Dün yaşanan olaydan sonra fazlası ile suskundum. Önce aşağılanmış, sonra aşağılamış, en sonunda da cezamı çekmiştim. Beynimde hüküm süren her ne ise yine konuşmaya başlamıştı ve bu sefer dediklerinden hiçbir şey anlamamıştım.

Mary bile konuşmuyordu benimle. Arkadaşlarım... Onlarla ne zaman konuşsam canımı yakıyor fakat gün yüzüne çıkmıyordu. Seslenmiyor, sinirlerimi bile bozmuyordu. Düşüncelerimin çizdiği rotaya bir çizgi çektim ve gözlerimi boşluktan çekip başka bir karanlığa teslim ettim. Fakat hemen sonra kapının ardındaki sesler dikkatimi o yöne topladı.

"Çekil kapının önünden!"

"Bana bak! Sakinleşmen lazım, tamam mı? Bu şekilde ona yalnız zarar verirsin!"

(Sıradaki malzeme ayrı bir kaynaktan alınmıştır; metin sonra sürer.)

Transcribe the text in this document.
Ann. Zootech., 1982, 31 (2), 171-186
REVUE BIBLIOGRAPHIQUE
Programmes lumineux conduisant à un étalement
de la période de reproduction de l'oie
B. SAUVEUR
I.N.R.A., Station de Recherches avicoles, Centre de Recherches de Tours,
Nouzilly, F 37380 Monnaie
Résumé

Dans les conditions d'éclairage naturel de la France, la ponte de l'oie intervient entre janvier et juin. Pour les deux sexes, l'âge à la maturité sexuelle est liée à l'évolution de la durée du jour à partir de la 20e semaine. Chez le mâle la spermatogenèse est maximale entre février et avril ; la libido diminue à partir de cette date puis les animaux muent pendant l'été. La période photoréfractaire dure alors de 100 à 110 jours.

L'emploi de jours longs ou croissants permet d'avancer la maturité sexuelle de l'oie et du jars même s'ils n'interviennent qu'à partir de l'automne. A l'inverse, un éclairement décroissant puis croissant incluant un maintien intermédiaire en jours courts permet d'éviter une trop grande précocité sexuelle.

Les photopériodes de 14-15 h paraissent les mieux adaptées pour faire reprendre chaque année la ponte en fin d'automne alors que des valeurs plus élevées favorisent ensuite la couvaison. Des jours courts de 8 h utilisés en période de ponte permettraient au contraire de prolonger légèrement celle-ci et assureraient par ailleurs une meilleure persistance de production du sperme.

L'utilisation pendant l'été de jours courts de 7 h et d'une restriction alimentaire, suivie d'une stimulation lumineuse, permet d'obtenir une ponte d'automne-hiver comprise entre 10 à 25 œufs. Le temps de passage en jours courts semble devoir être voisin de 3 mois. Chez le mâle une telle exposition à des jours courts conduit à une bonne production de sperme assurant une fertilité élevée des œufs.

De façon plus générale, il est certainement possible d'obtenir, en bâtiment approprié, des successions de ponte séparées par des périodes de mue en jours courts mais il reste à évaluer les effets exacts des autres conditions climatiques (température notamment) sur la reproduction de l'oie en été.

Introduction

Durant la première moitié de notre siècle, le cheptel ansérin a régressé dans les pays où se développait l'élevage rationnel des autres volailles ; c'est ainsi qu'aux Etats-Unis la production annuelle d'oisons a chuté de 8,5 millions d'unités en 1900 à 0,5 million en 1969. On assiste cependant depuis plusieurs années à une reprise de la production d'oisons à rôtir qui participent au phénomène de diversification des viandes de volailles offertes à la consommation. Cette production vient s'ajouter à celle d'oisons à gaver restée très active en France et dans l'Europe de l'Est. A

"O şerefsiz söylettiriyor, değil mi bunları sana? Sen de bana bak o zaman. Kızını çevredeki akbabalardan korumak yerine onları kendi kızından koruyan bir şerefsize, Aymira'yı bırakacak göz var mı bende?"

"Tüm bunları kızı için yapıyor. Her şey onun iyiliği için anlasana artık. Farkında mısın bilmem ama günlerdir uyuyamıyor o adam."

"Kızı için, öyle mi? Ablam gibi o da kızı için çabalıyor. Zaten o sürtük de sevdiği için onca kişinin önünde onu rezil etti. Gözümün önünde kötülüyor Barış! Yardım ettiğini sanan birkaç aptal yüzünden!"

"İkisi aynı şey değil."

"Çekil önümden hemen!"

"Kendine gel, Aron!"

Barış'ın bağırması ile kapıya inen yumruk bir olmuştu ve ardından Aron'un pişmanlık dolu sözleri...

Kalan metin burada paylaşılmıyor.